Une fois le match entamé, et pendant les 45 minutes qui suivirent, je me rappelai pourquoi je n’aimais pas le foot ― qu’est-ce que c’était chiant ! Quel plaisir peut-on trouver à regarder des jeunes hommes aux jambes nues faire tourner un ballon ? Aussi je passai plutôt mon temps à observer les groupes de supporters. Notre tribune, clairement dédié aux familles, était amorphe. Visiblement je n’étais pas la seule à m’ennuyer. Dans les virages, derrière les cages (qu’une pensée flottante assimila à un vagin tandis que je songeai un instant à cette métaphore que le vibrant désir d’un public majoritairement masculin pour le but, pour le « goal », était désir fantasmé de pénétration de vagin ― mais je m’égare), siégeaient les véritables « fans », ces associations de supporter aux noms évocateurs qui vociféraient torse-nus. Je reconnus leur courage ― ce soir de novembre était glacial. Puis je levai mon regard vers un autre groupe de supporters, parqué tout en haut des tribunes en face de moi, entouré de grillages et cerné par une ribambelle d’agents de sécurité. Eux aussi étaient torse-nus, eux aussi vociféraient. C’étaient fondamentalement les mêmes que les « bad gones », mais ils supportaient et criaient une cause contraire : « Lug-Dunum ! Lug-Dunum ! on t’encule ! »

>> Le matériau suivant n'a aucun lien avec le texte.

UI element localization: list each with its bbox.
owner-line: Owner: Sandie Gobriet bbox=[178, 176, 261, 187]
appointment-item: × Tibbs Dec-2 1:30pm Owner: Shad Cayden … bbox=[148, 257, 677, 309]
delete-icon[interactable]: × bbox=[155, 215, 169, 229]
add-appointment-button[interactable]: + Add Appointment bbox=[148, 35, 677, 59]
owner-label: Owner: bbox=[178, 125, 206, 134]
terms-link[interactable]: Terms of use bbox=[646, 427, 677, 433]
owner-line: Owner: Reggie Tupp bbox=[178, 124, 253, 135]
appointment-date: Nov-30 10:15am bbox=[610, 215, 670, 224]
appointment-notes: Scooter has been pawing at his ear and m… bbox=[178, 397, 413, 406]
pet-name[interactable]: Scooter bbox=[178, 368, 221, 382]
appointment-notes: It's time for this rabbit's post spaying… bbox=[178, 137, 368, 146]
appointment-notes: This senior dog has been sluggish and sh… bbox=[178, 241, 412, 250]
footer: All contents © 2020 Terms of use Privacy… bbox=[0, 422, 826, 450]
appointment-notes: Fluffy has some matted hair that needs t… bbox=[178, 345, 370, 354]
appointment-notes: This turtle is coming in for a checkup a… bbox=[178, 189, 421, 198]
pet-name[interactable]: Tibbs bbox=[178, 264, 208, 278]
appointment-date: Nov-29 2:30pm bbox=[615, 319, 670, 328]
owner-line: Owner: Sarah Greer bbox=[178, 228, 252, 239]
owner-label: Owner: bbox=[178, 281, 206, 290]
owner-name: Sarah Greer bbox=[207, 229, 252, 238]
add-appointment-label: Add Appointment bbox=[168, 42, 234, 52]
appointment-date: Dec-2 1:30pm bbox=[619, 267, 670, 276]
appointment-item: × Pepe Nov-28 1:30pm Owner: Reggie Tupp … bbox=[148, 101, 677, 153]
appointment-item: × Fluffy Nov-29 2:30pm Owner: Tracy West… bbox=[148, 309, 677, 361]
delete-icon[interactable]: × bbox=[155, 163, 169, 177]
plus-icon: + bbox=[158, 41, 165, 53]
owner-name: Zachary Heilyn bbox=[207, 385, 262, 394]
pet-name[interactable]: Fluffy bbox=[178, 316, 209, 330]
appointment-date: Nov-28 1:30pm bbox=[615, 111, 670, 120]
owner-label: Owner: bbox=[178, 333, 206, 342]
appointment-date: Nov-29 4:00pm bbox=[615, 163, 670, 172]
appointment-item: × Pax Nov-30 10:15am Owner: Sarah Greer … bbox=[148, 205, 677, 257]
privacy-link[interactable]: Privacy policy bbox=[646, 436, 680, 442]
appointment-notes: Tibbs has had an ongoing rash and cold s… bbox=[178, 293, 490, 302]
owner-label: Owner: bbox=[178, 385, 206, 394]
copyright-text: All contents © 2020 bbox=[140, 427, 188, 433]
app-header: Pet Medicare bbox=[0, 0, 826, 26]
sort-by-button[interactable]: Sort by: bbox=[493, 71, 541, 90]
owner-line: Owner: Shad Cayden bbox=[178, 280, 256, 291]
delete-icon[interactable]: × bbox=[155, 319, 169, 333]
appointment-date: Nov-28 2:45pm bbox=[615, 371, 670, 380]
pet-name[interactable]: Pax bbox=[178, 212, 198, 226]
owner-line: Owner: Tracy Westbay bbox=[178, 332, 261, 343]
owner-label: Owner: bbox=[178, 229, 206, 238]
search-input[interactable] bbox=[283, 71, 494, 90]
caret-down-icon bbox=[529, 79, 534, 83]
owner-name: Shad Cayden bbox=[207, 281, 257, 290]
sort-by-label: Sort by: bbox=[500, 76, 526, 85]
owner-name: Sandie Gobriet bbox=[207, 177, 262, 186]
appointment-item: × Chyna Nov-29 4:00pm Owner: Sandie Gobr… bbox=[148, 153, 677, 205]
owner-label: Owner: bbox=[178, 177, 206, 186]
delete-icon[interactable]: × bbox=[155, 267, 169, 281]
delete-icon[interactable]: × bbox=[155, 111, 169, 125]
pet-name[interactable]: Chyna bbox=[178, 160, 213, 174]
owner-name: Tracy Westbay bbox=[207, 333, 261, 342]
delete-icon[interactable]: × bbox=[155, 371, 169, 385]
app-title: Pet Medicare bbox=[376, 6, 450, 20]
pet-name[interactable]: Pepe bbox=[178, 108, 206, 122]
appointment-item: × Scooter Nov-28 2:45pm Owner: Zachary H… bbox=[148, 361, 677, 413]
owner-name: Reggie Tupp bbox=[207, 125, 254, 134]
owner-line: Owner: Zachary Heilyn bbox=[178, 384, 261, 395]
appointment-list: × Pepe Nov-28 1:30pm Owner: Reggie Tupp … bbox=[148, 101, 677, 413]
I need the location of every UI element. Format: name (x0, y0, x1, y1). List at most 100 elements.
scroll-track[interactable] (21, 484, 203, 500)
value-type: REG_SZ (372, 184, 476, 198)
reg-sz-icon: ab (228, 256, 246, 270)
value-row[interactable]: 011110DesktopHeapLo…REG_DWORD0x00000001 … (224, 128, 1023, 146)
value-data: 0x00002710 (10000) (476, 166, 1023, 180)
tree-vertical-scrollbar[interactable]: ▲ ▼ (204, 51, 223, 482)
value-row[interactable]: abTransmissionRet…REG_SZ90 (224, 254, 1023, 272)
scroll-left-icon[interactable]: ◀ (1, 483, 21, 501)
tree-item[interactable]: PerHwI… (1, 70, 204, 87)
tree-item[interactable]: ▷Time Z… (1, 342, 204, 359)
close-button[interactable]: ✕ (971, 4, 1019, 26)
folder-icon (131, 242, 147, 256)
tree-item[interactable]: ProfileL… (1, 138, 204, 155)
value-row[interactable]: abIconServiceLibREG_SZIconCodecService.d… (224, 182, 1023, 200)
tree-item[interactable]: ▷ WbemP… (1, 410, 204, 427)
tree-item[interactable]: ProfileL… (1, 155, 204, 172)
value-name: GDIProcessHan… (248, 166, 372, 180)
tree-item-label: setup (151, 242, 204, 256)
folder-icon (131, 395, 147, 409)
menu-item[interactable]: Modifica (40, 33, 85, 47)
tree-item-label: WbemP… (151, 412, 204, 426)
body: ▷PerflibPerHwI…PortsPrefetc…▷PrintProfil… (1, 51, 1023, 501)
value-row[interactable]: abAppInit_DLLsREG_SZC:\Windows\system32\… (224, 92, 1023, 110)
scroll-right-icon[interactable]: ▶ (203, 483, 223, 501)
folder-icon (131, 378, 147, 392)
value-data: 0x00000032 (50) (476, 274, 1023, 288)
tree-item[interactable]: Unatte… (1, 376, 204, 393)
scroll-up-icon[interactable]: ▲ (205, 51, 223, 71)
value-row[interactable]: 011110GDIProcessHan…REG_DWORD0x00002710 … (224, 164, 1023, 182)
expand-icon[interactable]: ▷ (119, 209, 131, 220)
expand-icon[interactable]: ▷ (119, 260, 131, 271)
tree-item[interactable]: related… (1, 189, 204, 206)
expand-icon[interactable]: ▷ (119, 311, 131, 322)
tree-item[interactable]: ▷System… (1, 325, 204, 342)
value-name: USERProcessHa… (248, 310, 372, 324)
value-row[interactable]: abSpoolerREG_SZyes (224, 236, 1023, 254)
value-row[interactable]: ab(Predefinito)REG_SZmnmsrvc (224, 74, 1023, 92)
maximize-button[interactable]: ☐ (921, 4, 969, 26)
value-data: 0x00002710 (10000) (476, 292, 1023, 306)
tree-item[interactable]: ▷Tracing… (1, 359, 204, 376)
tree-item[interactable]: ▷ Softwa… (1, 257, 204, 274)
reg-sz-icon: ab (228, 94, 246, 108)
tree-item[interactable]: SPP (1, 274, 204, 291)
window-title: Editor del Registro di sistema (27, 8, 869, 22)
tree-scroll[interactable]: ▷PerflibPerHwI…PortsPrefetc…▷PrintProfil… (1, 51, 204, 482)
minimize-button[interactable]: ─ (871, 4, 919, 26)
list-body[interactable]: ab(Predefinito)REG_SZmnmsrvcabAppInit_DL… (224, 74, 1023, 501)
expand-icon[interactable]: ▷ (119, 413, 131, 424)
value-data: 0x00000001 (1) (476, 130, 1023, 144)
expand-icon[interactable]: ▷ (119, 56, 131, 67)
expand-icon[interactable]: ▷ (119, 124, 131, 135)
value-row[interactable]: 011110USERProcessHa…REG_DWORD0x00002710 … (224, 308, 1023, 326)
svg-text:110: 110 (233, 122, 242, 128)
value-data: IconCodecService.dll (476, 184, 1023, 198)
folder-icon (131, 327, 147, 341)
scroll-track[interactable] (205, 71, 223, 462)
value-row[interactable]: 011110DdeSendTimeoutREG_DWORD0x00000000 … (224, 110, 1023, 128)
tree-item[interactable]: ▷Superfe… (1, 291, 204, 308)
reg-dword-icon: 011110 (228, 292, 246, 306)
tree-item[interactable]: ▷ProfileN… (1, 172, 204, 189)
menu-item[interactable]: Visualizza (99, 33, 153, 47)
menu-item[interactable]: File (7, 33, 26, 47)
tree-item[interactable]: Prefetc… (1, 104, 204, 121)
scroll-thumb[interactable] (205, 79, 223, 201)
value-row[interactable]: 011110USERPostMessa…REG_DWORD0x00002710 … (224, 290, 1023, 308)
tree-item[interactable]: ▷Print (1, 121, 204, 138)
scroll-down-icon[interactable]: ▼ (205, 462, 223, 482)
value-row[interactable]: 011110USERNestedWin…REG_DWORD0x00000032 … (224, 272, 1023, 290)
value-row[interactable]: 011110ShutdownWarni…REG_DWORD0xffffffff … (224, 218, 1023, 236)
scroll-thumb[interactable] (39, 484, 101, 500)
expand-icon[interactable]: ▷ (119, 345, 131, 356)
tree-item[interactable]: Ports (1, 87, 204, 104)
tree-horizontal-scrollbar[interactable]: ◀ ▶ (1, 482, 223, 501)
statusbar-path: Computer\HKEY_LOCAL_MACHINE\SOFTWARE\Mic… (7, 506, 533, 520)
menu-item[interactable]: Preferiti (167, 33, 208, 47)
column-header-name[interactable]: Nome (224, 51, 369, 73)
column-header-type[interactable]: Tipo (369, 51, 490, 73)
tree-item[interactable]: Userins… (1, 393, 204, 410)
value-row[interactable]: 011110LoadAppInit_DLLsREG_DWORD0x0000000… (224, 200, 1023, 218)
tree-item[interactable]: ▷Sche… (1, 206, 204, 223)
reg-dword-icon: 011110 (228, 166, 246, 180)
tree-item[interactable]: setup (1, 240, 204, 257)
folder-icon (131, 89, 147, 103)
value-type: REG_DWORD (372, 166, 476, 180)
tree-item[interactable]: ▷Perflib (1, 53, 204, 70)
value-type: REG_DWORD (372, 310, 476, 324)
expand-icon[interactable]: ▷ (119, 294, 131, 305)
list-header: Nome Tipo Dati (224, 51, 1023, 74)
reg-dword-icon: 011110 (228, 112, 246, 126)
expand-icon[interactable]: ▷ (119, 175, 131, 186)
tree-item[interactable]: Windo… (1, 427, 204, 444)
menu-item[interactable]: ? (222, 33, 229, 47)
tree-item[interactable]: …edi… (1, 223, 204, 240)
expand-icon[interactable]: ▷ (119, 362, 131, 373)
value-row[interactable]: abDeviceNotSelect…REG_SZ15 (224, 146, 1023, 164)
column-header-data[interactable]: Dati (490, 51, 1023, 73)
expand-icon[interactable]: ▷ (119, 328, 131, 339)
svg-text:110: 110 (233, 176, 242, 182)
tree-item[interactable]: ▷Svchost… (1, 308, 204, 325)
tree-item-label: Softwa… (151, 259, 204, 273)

Et je me fis cette réflexion que la violence et la haine avaient beau être canalisées, elles étaient néanmoins présentes ; latentes, étouffées, mais présentes.

Après une brève entracte qui me permit de confirmer l’organisation sans faille du service de restauration, je reprenai place en pensant que cette expérience sympathique mais sans intérêt prendrait heureusement bientôt fin. Plus que 45 min d’ennui et je rentrerais chez moi.

Ce fut sans compter ce que tous les adeptes de cette étrange secte nomment le football, car soudain, à peine la deuxième mi-temps entamée, une énergie insoupçonnée parcourut la foule. Les joueurs redoublèrent de vitesse d’exécution, de tension, d’appétit, d’ardeur et de dextérité, et après quelques minutes où je vis la foule réagir au jeu par la propagation d’une onde tumultueuse, toute la tribune se leva pour acclamer le premier but de la partie. Et tous de sauter et de danser. Le fils de madame la Présidente criait avec les autres, joyeux : « qui ne saute pas n’est pas lyonnais ! hé ! qui ne saute pas n’est pas lyonnais ! ». Je me retrouvai subjuguée par l’énergie créée par les soixante mille âmes attentives et concentrées qui faisaient converger leur esprit. Je n’ai pas vraiment souvenir du jeu en lui-même, mais je dois admettre qu’il fut, contre toute attente, passionnant. Lutèce marquait deux fois et obtenait une victoire que personne ne contesta. Positivement surprise par la sportivité du public qui acceptait la supériorité adverse, je restai indécise devant la manifestation de ce monstre que j’avais vu surgir : cette énergie tumultueuse à laquelle je me savais appartenir, l’ouragan animé par une foule capable de fraternité, mais qui tel un fauve que la moindre erreur de dressage pouvait libérer, recelait la force la plus primordiale.

« Ils criaient quoi, papa, les supporters de Lutèce à la fin ?, demanda le fils de Madame la Présidente tandis que nous refluions avec la foule vers les tramways du retour.

― Ils criaient : Lug-Dunum ! Lug-Dunum ! Tu es nul ! »

L’éveil à la culture s’étaye sur les abîmes de la nature.